Cooking With Cast-Iron

At DC Steakhouse in Chandler, we love to treat our customers to the absolute best in fine dining. That’s why the East Valley Tribune voted us the Best of Chandler in 2019. It’s also why our customers keep coming back for more. As much as we would like to see you every night(!), we realize that sometimes you just want to relax at home and create in your own kitchen, as we do in ours. So in the free spirit of our foodie community, we offer a few tips for cooking with cast-iron.

Just like Grandma used to do

Anyone who has used a cast-iron skillet understands why Granny treasured hers and passed it down as an heirloom. It is incredibly versatile for searing steaks and chops, for roasting and baking in the oven, and for creating dips and sauces. Breakfast, lunch and dinner: a cast-iron skillet can do it all. It lasts for generations, it’s easy to clean and it is completely chemical-free.

‘Tis the season

It’s not Christmas yet, but it is the season that makes cast-iron so great for cooking. Well, actually, it is the seasoning that keeps cast-iron a non-stick pan. How do you season cast-iron?

If you are starting with an unseasoned or stripped pan, heat the oven to 500 degrees while you oil the dry skillet. Place a tablespoon of high-heat resistant vegetable oil in the pan and spread it evenly over the cooking surface and the sides with a paper towel. Using fresh paper towels, wipe up the excess oil so the pan is coated, but not glistening. Place the skillet upside down in the oven and bake for one hour. It’s good practice to place aluminum foil under the pan to catch the drips.

Remove the skillet and let it cool for 30 minutes, then repeat the process several more times until it has a smooth, dark, semi-gloss finish.
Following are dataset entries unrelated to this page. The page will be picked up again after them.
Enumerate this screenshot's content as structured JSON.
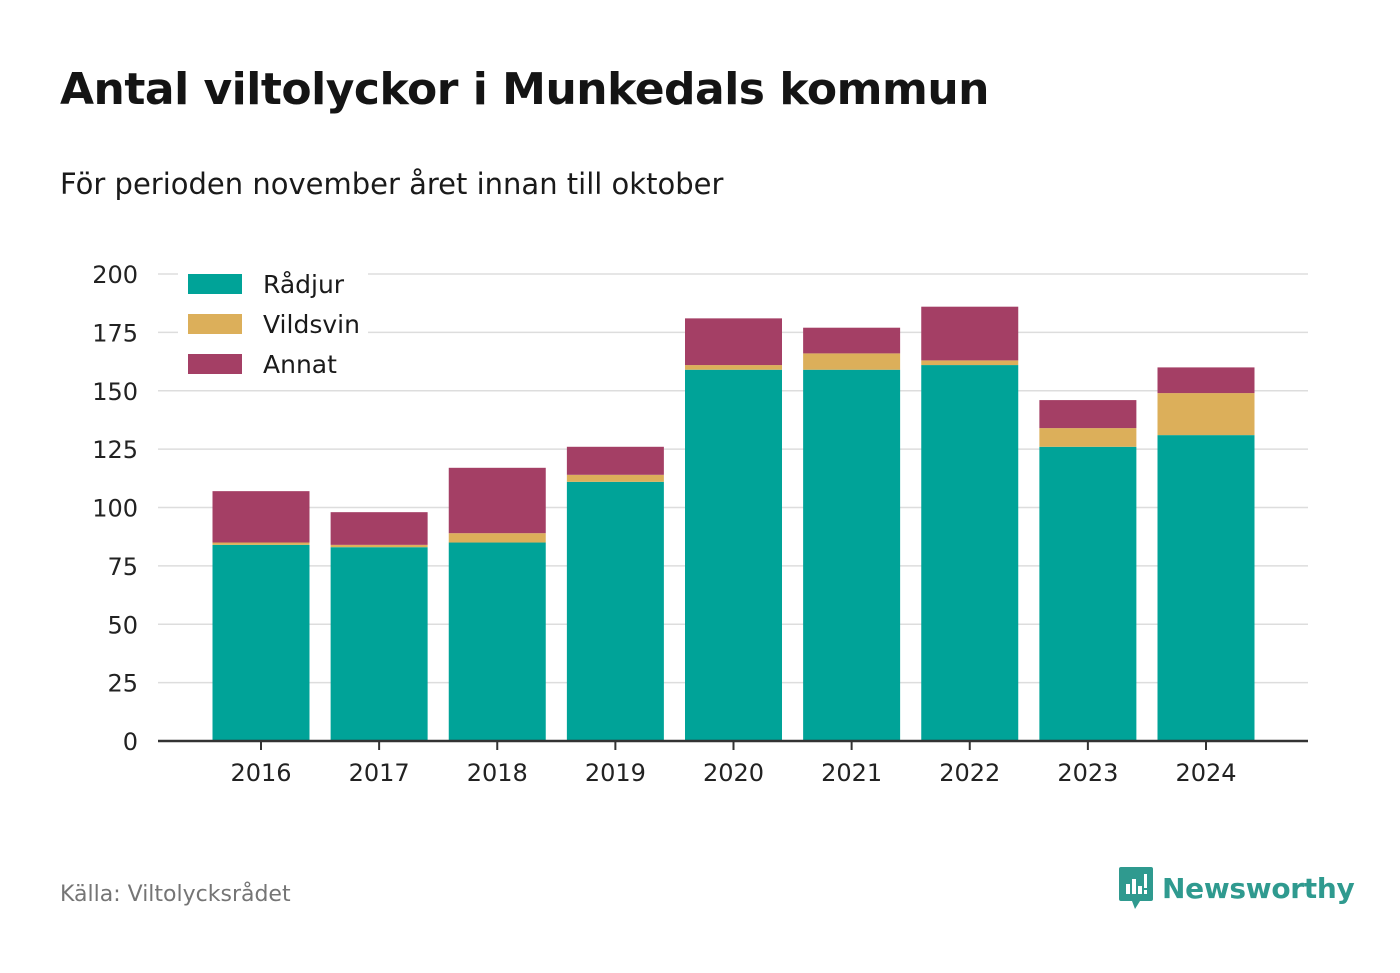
{
  "title": "Antal viltolyckor i Munkedals kommun",
  "subtitle": "För perioden november året innan till oktober",
  "source": "Källa: Viltolycksrådet",
  "brand": "Newsworthy",
  "colors": {
    "radjur": "#00a398",
    "vildsvin": "#dcaf5a",
    "annat": "#a43f65",
    "grid": "#dddddd",
    "axis": "#333333",
    "brand": "#2f9a8f"
  },
  "icons": {
    "brand_logo": "bar-chart-speech-bubble-icon"
  },
  "chart_data": {
    "type": "bar",
    "stacked": true,
    "categories": [
      "2016",
      "2017",
      "2018",
      "2019",
      "2020",
      "2021",
      "2022",
      "2023",
      "2024"
    ],
    "series": [
      {
        "name": "Rådjur",
        "color": "#00a398",
        "values": [
          84,
          83,
          85,
          111,
          159,
          159,
          161,
          126,
          131
        ]
      },
      {
        "name": "Vildsvin",
        "color": "#dcaf5a",
        "values": [
          1,
          1,
          4,
          3,
          2,
          7,
          2,
          8,
          18
        ]
      },
      {
        "name": "Annat",
        "color": "#a43f65",
        "values": [
          22,
          14,
          28,
          12,
          20,
          11,
          23,
          12,
          11
        ]
      }
    ],
    "ylim": [
      0,
      200
    ],
    "yticks": [
      0,
      25,
      50,
      75,
      100,
      125,
      150,
      175,
      200
    ],
    "grid": true,
    "legend": "top-left"
  }
}
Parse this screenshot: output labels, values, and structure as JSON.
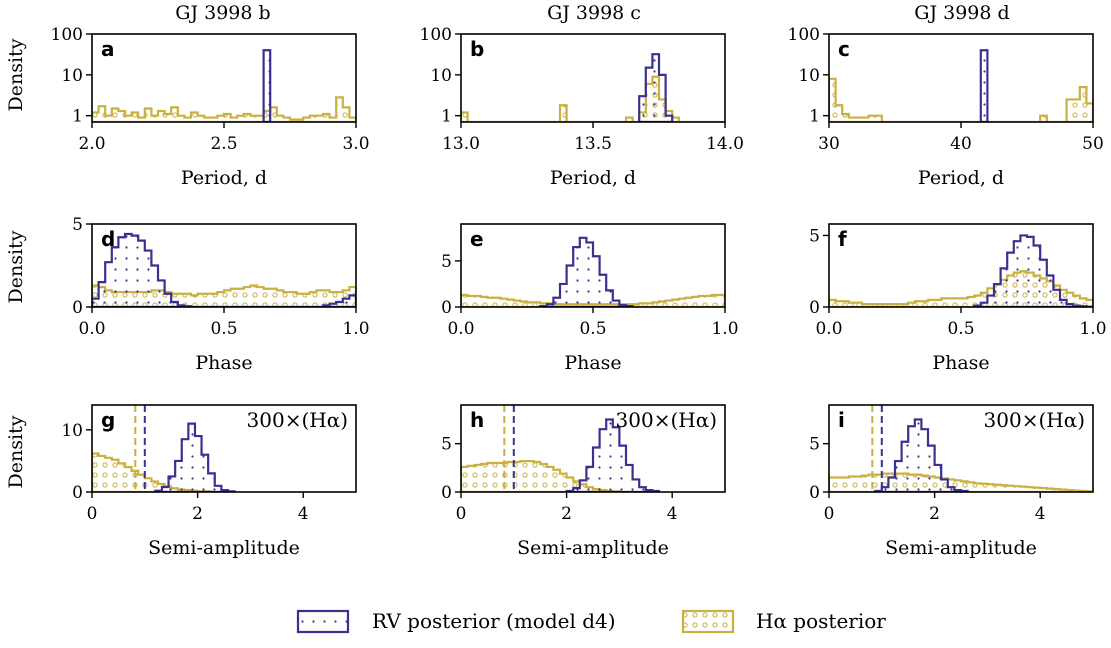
{
  "colors": {
    "rv": "#3b2f8f",
    "ha": "#c9b040"
  },
  "columns": [
    "GJ 3998 b",
    "GJ 3998 c",
    "GJ 3998 d"
  ],
  "ylabel": "Density",
  "legend": {
    "rv_label": "RV posterior (model d4)",
    "ha_label": "Hα posterior"
  },
  "chart_data": [
    {
      "letter": "a",
      "type": "histogram",
      "xlabel": "Period, d",
      "log_y": true,
      "xlim": [
        2.0,
        3.0
      ],
      "ylim": [
        0.7,
        100
      ],
      "xticks": [
        2.0,
        2.5,
        3.0
      ],
      "xtick_labels": [
        "2.0",
        "2.5",
        "3.0"
      ],
      "yticks": [
        1,
        10,
        100
      ],
      "ytick_labels": [
        "1",
        "10",
        "100"
      ],
      "bin_width": 0.025,
      "rv": {
        "start": 2.65,
        "values": [
          40
        ]
      },
      "ha": {
        "start": 2.0,
        "values": [
          1.2,
          1.7,
          1.0,
          1.5,
          1.3,
          1.0,
          1.2,
          0.9,
          1.5,
          1.0,
          1.3,
          1.1,
          1.6,
          1.0,
          0.9,
          1.2,
          1.0,
          0.9,
          0.9,
          1.0,
          1.1,
          0.9,
          1.0,
          1.1,
          1.0,
          1.0,
          1.3,
          1.6,
          1.0,
          0.9,
          0.8,
          0.8,
          0.9,
          1.0,
          1.0,
          1.1,
          0.9,
          2.8,
          1.6,
          0.9
        ]
      }
    },
    {
      "letter": "b",
      "type": "histogram",
      "xlabel": "Period, d",
      "log_y": true,
      "xlim": [
        13.0,
        14.0
      ],
      "ylim": [
        0.7,
        100
      ],
      "xticks": [
        13.0,
        13.5,
        14.0
      ],
      "xtick_labels": [
        "13.0",
        "13.5",
        "14.0"
      ],
      "yticks": [
        1,
        10,
        100
      ],
      "ytick_labels": [
        "1",
        "10",
        "100"
      ],
      "bin_width": 0.025,
      "rv": {
        "start": 13.675,
        "values": [
          3,
          15,
          32,
          10,
          1
        ]
      },
      "ha": {
        "start": 13.0,
        "values": [
          1.2,
          0,
          0,
          0,
          0,
          0,
          0,
          0,
          0,
          0,
          0,
          0,
          0,
          0,
          0,
          1.8,
          0,
          0,
          0,
          0,
          0,
          0,
          0,
          0,
          0,
          0.9,
          0,
          1.2,
          6,
          9,
          2.5,
          1.3,
          0.9,
          0,
          0,
          0,
          0,
          0,
          0,
          0
        ]
      }
    },
    {
      "letter": "c",
      "type": "histogram",
      "xlabel": "Period, d",
      "log_y": true,
      "xlim": [
        30,
        50
      ],
      "ylim": [
        0.7,
        100
      ],
      "xticks": [
        30,
        40,
        50
      ],
      "xtick_labels": [
        "30",
        "40",
        "50"
      ],
      "yticks": [
        1,
        10,
        100
      ],
      "ytick_labels": [
        "1",
        "10",
        "100"
      ],
      "bin_width": 0.5,
      "rv": {
        "start": 41.5,
        "values": [
          40
        ]
      },
      "ha": {
        "start": 30.0,
        "values": [
          8,
          1.8,
          1.1,
          0.9,
          0.9,
          0.9,
          1.0,
          1.0,
          0,
          0,
          0,
          0,
          0,
          0,
          0,
          0,
          0,
          0,
          0,
          0,
          0,
          0,
          0,
          0,
          0,
          0,
          0,
          0,
          0,
          0,
          0,
          0,
          1.0,
          0,
          0,
          0,
          2.5,
          2.5,
          5,
          2
        ]
      }
    },
    {
      "letter": "d",
      "type": "histogram",
      "xlabel": "Phase",
      "log_y": false,
      "xlim": [
        0,
        1
      ],
      "ylim": [
        0,
        5
      ],
      "xticks": [
        0.0,
        0.5,
        1.0
      ],
      "xtick_labels": [
        "0.0",
        "0.5",
        "1.0"
      ],
      "yticks": [
        0,
        5
      ],
      "ytick_labels": [
        "0",
        "5"
      ],
      "bin_width": 0.025,
      "rv": {
        "start": 0.0,
        "values": [
          0.5,
          1.5,
          2.7,
          3.6,
          4.2,
          4.4,
          4.3,
          4.0,
          3.4,
          2.5,
          1.6,
          0.8,
          0.3,
          0.1,
          0.05,
          0,
          0,
          0,
          0,
          0,
          0,
          0,
          0,
          0,
          0,
          0,
          0,
          0,
          0,
          0,
          0,
          0,
          0,
          0,
          0,
          0.1,
          0.2,
          0.3,
          0.5,
          0.7
        ]
      },
      "ha": {
        "start": 0.0,
        "values": [
          1.3,
          1.2,
          1.0,
          0.9,
          0.9,
          0.9,
          0.9,
          0.9,
          0.9,
          1.0,
          1.0,
          0.9,
          0.8,
          0.8,
          0.8,
          0.7,
          0.8,
          0.8,
          0.8,
          0.9,
          1.0,
          1.1,
          1.1,
          1.2,
          1.3,
          1.2,
          1.1,
          1.1,
          1.0,
          0.9,
          0.9,
          0.8,
          0.8,
          0.9,
          1.0,
          1.0,
          0.9,
          0.9,
          1.0,
          1.2
        ]
      }
    },
    {
      "letter": "e",
      "type": "histogram",
      "xlabel": "Phase",
      "log_y": false,
      "xlim": [
        0,
        1
      ],
      "ylim": [
        0,
        9
      ],
      "xticks": [
        0.0,
        0.5,
        1.0
      ],
      "xtick_labels": [
        "0.0",
        "0.5",
        "1.0"
      ],
      "yticks": [
        0,
        5
      ],
      "ytick_labels": [
        "0",
        "5"
      ],
      "bin_width": 0.025,
      "rv": {
        "start": 0.3,
        "values": [
          0.1,
          0.3,
          1.0,
          2.5,
          4.5,
          6.5,
          7.5,
          7.0,
          5.5,
          3.5,
          1.8,
          0.7,
          0.2,
          0.1
        ]
      },
      "ha": {
        "start": 0.0,
        "values": [
          1.3,
          1.2,
          1.2,
          1.1,
          1.0,
          1.0,
          0.9,
          0.8,
          0.7,
          0.6,
          0.5,
          0.5,
          0.4,
          0.4,
          0.3,
          0.3,
          0.3,
          0.3,
          0.3,
          0.3,
          0.3,
          0.3,
          0.3,
          0.3,
          0.3,
          0.3,
          0.3,
          0.4,
          0.4,
          0.5,
          0.6,
          0.7,
          0.8,
          0.9,
          1.0,
          1.1,
          1.2,
          1.2,
          1.3,
          1.3
        ]
      }
    },
    {
      "letter": "f",
      "type": "histogram",
      "xlabel": "Phase",
      "log_y": false,
      "xlim": [
        0,
        1
      ],
      "ylim": [
        0,
        5.8
      ],
      "xticks": [
        0.0,
        0.5,
        1.0
      ],
      "xtick_labels": [
        "0.0",
        "0.5",
        "1.0"
      ],
      "yticks": [
        0,
        5
      ],
      "ytick_labels": [
        "0",
        "5"
      ],
      "bin_width": 0.025,
      "rv": {
        "start": 0.55,
        "values": [
          0.1,
          0.3,
          0.8,
          1.6,
          2.7,
          3.8,
          4.6,
          5.0,
          4.9,
          4.3,
          3.3,
          2.2,
          1.2,
          0.5,
          0.2,
          0.1,
          0.05,
          0.02
        ]
      },
      "ha": {
        "start": 0.0,
        "values": [
          0.5,
          0.4,
          0.4,
          0.3,
          0.3,
          0.2,
          0.2,
          0.2,
          0.2,
          0.2,
          0.2,
          0.2,
          0.3,
          0.4,
          0.4,
          0.5,
          0.5,
          0.6,
          0.6,
          0.6,
          0.6,
          0.7,
          0.8,
          1.0,
          1.3,
          1.6,
          1.9,
          2.2,
          2.4,
          2.5,
          2.4,
          2.2,
          2.0,
          1.8,
          1.5,
          1.2,
          1.0,
          0.8,
          0.6,
          0.5
        ]
      }
    },
    {
      "letter": "g",
      "type": "histogram",
      "xlabel": "Semi-amplitude",
      "log_y": false,
      "xlim": [
        0,
        5
      ],
      "ylim": [
        0,
        14
      ],
      "xticks": [
        0,
        2,
        4
      ],
      "xtick_labels": [
        "0",
        "2",
        "4"
      ],
      "yticks": [
        0,
        10
      ],
      "ytick_labels": [
        "0",
        "10"
      ],
      "bin_width": 0.125,
      "rv": {
        "start": 1.2,
        "values": [
          0.2,
          0.8,
          2.5,
          5,
          8.5,
          11,
          9,
          6,
          3,
          1,
          0.3,
          0.1
        ]
      },
      "ha": {
        "start": 0.0,
        "values": [
          6.2,
          5.8,
          5.5,
          5.2,
          4.6,
          4.0,
          3.4,
          2.8,
          2.2,
          1.7,
          1.3,
          0.9,
          0.6,
          0.4,
          0.3,
          0.2,
          0.1,
          0.1
        ]
      },
      "annotation": "300×(Hα)",
      "vlines": [
        {
          "x": 0.82,
          "series": "ha"
        },
        {
          "x": 1.0,
          "series": "rv"
        }
      ]
    },
    {
      "letter": "h",
      "type": "histogram",
      "xlabel": "Semi-amplitude",
      "log_y": false,
      "xlim": [
        0,
        5
      ],
      "ylim": [
        0,
        9
      ],
      "xticks": [
        0,
        2,
        4
      ],
      "xtick_labels": [
        "0",
        "2",
        "4"
      ],
      "yticks": [
        0,
        5
      ],
      "ytick_labels": [
        "0",
        "5"
      ],
      "bin_width": 0.125,
      "rv": {
        "start": 2.0,
        "values": [
          0.1,
          0.4,
          1.2,
          2.6,
          4.6,
          6.5,
          7.5,
          6.7,
          4.8,
          2.8,
          1.3,
          0.5,
          0.2,
          0.1
        ]
      },
      "ha": {
        "start": 0.0,
        "values": [
          2.6,
          2.7,
          2.8,
          2.9,
          3.0,
          3.0,
          3.0,
          3.1,
          3.1,
          3.2,
          3.2,
          3.1,
          2.9,
          2.6,
          2.3,
          1.9,
          1.5,
          1.1,
          0.8,
          0.5,
          0.3,
          0.2,
          0.1,
          0.05
        ]
      },
      "annotation": "300×(Hα)",
      "vlines": [
        {
          "x": 0.82,
          "series": "ha"
        },
        {
          "x": 1.0,
          "series": "rv"
        }
      ]
    },
    {
      "letter": "i",
      "type": "histogram",
      "xlabel": "Semi-amplitude",
      "log_y": false,
      "xlim": [
        0,
        5
      ],
      "ylim": [
        0,
        9
      ],
      "xticks": [
        0,
        2,
        4
      ],
      "xtick_labels": [
        "0",
        "2",
        "4"
      ],
      "yticks": [
        0,
        5
      ],
      "ytick_labels": [
        "0",
        "5"
      ],
      "bin_width": 0.125,
      "rv": {
        "start": 0.875,
        "values": [
          0.1,
          0.5,
          1.5,
          3.2,
          5.2,
          6.8,
          7.5,
          6.5,
          4.8,
          2.8,
          1.3,
          0.5,
          0.2,
          0.1
        ]
      },
      "ha": {
        "start": 0.0,
        "values": [
          1.5,
          1.5,
          1.5,
          1.6,
          1.6,
          1.7,
          1.8,
          1.8,
          1.9,
          1.9,
          1.9,
          1.9,
          1.8,
          1.8,
          1.7,
          1.6,
          1.5,
          1.4,
          1.3,
          1.2,
          1.1,
          1.0,
          0.9,
          0.85,
          0.8,
          0.75,
          0.7,
          0.65,
          0.6,
          0.55,
          0.5,
          0.45,
          0.4,
          0.35,
          0.3,
          0.25,
          0.2,
          0.15,
          0.1,
          0.08
        ]
      },
      "annotation": "300×(Hα)",
      "vlines": [
        {
          "x": 0.82,
          "series": "ha"
        },
        {
          "x": 1.0,
          "series": "rv"
        }
      ]
    }
  ]
}
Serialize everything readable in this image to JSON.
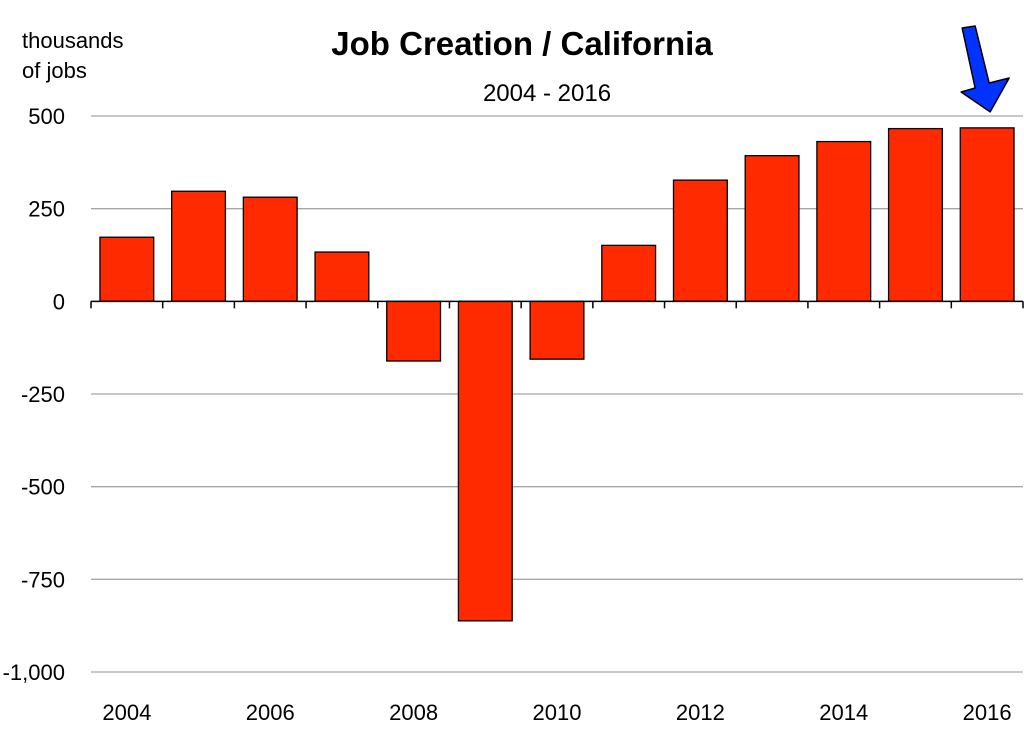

Your pan will now have a strong, bonded surface that will only get better with use.

The joy of cooking

Cooking with a well-seasoned cast-iron skillet is a revelation in happiness for a chef. Even, controlled heat that doesn’t dissipate quickly will bring a smile to your face. So before you dump in the meat and veg, preheat the pan for a minute or two, and use a little vegetable oil to coat the bottom. This will help brown the meat, sauté the onions, and keep the food from sticking to the skillet.

Cleanup on Aisle 3

Cleaning a properly seasoned cast-iron pan is a breeze. While it is still warm, use paper towels to wipe out any bits of food and oil that remain. Rinse the skillet under hot running water, using a brush to remove any stubborn particles clinging to the bottom. A few swipes is usually all it takes. You can use soap if you want, just be sure to rinse it all out. Dry the skillet completely and place it on the burner over medium-low heat until all traces of moisture are gone. Rub ½ teaspoon of high heat-resistant vegetable oil to the pan and work it into the surface. Avocado oil is a great option for this. Wipe away the excess oil with paper towels and let the pan cool thoroughly before you put it away.

Cooking with cast-iron is not the perilous chore that Teflon advertisers have sometimes made it out to be. It is an easy, safe and healthy way to cook food that you and your family will enjoy. We are confident that it will renew your appetite for cooking. And when you want a break from the kitchen, DC Steakhouse is ready to receive you again with open arms, a warm heart and the best food and wine in Chandler.